Товий немного постоял рядом. Затем точно так же улегся на палубу. Они лежали вместе, рядом в теплой ночи.
Море было совершенно спокойно, и судно незаметно скользило по морской глади, а быть может, вовсе не шевелилось. Это ничего не значило, потому что оно двигалось без всякой цели, оно лишь отдыхало на море, отдыхало в лоне бескрайнего моря.
И тогда Джованни начал рассказывать историю, которую никто никогда прежде от него не слышал.
- Я вырос в весьма благочестивом доме. Моя матушка была вдовой, а я ее единственным ребенком.
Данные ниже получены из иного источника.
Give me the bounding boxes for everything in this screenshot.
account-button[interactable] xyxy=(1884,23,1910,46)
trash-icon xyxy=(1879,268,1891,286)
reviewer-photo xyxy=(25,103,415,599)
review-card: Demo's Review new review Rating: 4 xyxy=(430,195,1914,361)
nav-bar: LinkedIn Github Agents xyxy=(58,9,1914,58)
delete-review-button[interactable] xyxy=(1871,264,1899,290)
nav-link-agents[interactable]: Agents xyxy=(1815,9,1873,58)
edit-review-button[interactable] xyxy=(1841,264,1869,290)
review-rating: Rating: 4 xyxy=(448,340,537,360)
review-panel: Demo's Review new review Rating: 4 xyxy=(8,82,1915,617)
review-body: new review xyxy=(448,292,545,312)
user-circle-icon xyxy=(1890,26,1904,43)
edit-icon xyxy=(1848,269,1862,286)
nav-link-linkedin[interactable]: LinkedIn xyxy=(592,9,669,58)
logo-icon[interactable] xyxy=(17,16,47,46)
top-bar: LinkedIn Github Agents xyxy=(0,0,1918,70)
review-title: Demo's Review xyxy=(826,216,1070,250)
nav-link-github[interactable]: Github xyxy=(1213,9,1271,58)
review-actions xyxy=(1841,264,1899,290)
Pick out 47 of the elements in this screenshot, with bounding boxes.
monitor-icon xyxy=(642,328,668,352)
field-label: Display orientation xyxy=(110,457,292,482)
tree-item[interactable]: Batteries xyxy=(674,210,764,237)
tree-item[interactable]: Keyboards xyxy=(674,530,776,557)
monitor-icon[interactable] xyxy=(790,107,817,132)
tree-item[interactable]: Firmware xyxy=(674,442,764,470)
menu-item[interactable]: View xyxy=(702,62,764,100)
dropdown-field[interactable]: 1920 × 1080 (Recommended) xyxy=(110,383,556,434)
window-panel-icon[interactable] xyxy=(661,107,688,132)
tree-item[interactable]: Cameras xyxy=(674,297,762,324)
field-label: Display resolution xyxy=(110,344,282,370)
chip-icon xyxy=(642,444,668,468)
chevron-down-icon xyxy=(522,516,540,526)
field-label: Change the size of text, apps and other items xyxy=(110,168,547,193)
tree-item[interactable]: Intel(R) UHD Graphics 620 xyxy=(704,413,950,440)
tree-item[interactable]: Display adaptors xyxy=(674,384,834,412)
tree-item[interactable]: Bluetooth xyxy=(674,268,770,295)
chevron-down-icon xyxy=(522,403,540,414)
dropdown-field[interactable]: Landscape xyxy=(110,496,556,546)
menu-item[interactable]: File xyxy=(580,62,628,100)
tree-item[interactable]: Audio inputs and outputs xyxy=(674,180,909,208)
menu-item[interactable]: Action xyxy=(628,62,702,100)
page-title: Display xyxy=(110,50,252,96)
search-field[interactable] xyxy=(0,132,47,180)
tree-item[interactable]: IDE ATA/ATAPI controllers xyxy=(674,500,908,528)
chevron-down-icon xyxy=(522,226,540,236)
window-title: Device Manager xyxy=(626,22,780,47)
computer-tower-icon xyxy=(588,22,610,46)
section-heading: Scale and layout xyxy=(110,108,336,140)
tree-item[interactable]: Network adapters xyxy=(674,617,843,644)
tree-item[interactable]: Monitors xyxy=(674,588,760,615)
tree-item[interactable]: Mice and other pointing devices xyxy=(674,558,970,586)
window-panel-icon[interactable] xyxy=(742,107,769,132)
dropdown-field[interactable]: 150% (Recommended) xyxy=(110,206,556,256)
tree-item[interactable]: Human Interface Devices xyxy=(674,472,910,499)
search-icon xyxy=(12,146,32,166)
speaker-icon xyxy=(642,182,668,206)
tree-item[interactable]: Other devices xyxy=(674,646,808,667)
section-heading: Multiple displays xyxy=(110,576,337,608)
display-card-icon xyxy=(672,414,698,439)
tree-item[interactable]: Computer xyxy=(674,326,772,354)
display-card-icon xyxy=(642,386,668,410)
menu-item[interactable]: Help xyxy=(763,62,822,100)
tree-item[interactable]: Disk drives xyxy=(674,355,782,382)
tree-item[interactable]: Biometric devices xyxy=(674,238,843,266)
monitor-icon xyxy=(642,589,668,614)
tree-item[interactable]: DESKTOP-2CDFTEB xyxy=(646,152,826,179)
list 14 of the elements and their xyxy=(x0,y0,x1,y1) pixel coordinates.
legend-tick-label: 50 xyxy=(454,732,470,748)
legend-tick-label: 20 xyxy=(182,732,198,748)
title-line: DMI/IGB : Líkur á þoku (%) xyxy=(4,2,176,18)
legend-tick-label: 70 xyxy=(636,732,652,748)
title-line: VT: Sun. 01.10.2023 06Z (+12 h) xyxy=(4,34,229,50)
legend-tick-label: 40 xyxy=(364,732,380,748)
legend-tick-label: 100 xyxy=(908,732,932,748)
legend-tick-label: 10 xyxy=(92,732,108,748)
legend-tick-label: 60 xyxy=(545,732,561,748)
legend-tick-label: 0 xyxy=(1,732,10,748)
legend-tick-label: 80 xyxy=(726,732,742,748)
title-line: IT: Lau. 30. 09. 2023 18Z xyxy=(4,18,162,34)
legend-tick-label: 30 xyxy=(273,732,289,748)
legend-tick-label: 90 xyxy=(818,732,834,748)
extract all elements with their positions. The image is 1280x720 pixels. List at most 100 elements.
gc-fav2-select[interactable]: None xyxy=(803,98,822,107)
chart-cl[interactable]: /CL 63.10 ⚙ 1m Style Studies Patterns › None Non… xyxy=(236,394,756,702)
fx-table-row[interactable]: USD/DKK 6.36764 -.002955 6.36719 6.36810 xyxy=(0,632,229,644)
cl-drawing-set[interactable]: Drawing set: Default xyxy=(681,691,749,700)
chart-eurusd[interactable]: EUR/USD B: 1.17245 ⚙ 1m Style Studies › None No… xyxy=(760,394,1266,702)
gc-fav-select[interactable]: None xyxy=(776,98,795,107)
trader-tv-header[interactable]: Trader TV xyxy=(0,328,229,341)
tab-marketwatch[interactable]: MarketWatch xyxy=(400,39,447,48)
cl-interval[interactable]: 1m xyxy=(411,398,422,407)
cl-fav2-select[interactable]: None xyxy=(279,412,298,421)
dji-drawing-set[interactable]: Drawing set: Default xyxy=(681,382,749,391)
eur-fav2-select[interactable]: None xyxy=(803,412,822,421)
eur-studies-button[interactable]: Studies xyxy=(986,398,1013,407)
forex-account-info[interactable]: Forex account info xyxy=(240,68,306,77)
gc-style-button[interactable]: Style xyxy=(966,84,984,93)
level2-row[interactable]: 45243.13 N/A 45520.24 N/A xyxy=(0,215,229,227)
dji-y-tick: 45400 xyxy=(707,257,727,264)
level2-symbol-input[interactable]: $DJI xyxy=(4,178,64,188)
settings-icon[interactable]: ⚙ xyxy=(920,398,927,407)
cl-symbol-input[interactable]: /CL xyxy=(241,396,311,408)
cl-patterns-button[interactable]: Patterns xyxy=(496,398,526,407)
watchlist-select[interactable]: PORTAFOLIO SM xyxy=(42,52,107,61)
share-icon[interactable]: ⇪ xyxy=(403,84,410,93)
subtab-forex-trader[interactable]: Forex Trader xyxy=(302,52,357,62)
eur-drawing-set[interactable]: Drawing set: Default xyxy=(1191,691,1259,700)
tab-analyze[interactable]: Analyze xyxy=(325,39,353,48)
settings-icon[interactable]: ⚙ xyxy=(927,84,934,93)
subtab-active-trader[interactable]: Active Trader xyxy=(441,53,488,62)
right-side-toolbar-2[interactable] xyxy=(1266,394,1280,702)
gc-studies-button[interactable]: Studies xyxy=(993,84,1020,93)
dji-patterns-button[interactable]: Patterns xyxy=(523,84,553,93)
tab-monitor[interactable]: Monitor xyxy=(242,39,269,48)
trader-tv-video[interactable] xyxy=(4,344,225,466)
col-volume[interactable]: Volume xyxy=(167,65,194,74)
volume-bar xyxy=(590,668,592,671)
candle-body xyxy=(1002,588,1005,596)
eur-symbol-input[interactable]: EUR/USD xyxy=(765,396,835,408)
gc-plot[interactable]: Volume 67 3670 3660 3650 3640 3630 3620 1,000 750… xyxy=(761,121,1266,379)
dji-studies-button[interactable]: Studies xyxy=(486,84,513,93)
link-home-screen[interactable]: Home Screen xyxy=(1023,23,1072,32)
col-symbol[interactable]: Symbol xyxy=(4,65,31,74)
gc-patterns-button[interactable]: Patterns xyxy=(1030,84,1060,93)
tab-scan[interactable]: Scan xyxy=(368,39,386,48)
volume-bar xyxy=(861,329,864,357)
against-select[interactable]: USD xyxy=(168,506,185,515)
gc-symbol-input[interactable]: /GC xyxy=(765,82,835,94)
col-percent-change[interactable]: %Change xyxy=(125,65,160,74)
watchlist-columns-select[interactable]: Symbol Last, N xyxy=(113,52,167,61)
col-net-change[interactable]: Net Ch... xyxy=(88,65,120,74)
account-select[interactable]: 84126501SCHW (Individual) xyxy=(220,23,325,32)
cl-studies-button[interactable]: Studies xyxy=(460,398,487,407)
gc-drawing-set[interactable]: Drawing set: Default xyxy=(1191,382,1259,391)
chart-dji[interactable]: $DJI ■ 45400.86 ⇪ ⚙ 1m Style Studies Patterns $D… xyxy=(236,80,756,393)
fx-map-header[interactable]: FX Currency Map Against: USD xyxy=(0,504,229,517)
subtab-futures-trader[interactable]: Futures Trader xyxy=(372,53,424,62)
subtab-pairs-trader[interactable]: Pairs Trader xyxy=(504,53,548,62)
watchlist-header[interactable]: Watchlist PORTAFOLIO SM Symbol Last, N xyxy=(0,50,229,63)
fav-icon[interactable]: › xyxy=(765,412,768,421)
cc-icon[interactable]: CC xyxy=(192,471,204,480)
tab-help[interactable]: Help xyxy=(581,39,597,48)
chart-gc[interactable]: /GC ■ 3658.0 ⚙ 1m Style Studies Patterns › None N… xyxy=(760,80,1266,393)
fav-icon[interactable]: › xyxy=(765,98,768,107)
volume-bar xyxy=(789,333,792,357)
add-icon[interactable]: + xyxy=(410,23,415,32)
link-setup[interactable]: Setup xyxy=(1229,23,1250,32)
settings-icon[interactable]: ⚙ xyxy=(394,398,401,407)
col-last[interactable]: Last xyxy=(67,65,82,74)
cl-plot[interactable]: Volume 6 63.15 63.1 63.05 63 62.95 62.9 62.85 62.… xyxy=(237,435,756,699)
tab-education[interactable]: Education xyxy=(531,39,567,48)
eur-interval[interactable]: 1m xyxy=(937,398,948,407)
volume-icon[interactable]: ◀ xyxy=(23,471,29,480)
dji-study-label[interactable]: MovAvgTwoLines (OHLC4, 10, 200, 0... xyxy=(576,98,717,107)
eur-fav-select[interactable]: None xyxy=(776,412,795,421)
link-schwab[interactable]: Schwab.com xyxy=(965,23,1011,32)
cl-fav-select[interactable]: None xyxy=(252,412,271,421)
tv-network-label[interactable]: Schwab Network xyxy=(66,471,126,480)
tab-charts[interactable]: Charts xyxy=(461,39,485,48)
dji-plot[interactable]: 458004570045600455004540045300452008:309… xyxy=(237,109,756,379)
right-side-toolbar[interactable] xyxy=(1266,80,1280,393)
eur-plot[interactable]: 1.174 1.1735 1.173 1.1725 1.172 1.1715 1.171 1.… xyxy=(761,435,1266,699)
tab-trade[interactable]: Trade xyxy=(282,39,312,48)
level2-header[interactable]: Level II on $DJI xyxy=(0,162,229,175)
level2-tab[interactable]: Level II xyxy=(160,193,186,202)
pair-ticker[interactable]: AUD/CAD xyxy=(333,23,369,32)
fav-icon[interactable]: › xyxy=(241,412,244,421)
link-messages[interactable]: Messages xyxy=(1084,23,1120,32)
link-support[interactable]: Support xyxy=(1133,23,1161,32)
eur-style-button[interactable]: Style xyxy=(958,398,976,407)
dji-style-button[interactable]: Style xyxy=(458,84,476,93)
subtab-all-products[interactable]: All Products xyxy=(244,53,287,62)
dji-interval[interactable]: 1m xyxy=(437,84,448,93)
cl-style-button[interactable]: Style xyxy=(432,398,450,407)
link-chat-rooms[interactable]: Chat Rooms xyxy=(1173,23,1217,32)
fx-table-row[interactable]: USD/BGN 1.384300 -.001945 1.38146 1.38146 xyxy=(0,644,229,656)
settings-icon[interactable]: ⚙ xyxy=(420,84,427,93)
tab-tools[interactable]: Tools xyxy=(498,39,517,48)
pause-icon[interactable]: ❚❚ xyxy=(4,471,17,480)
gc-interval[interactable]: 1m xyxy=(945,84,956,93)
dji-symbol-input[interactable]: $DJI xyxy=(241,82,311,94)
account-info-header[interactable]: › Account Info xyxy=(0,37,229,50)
Когда я родился, отца моего не было в живых, и меня воспитывала эта одинокая, уже немолодая женщина, которая после смерти моего отца еще гораздо больше стала искать утешения и опоры у Бога.
Когда она, уже всеми покинутая, рожала меня, то решила, что жизнь мою должно посвятить Богу.
Церкви и Богу. Она так решила. Самого меня ведь при всем желании спросить было нельзя, и даже позднее никогда не спрашивали о том, что должно было иметь для меня такое решающее значение. Но она сделала это из чувства искренней любви ко мне, заботясь о благе души моей, о моем вечном блаженстве, о коем она помышляла уже тогда.
Я был единственным ее достоянием, и она отдала его Богу, отдала другому. Она переложила его в самые верные, в самые надежные объятия, в объятия своего господина и Спасителя. И дабы обратить Его внимание на меня и крепко приковать меня к Нему, она дала мне имя Джованни, в честь Его ученика, коего Он возлюбил более всех прочих.
Как часто объясняла она мне это, внушала мне, что я ношу это священное имя и почему я ношу это имя.
Должно сказать, что, вообще-то, я не находил в этом ничего удивительного и полностью придерживался того же самого мнения, что и она. Богу и никому иному должно было мне посвятить свою жизнь. Я был преисполнен той же набожности, что и она, и такой же любви к Нему и Его Сыну мученику, который висел распятым во всех горницах нашего дома. Уже в детстве, а потом и в юности дух мой был совершенно отвращен от этого мира, но зато обращен к священным событиям и вещам, к тому миру, где все божественное жило своей тихой, келейной жизнью.
Нужно признать, что для меня это время было счастливым, что и детство мое, и юность были по-настоящему счастливыми, если подумать, каково стало мое существование потом и каково человеческое существование вообще. Я жил в мире и покое, и в моей душе всегда царил мир. Я жил с чувством уверенности и полной надежности. И я был совершенно удовлетворен своим миром и теми любящими объятиями, в которые переложила меня матушка, моим отдохновением в Боге.
И я не ощущал, что этот мир - нечто ограниченное и тесное; если бы кто-нибудь сказал мне об этом, я не понял бы, что он имеет в виду. Напротив, мне он казался богатым и огромным, да, даже беспредельным. Думы об Отце Небесном и Сыне Его, рожденном здесь на земле, о светлых мировых пространствах и окровавленном теле на Голгофе, казалось, открывают моему очарованному взору вселенную без всяких границ. Я истово верил в Бога, и вера эта расширяла мой мир далеко за пределы земных границ.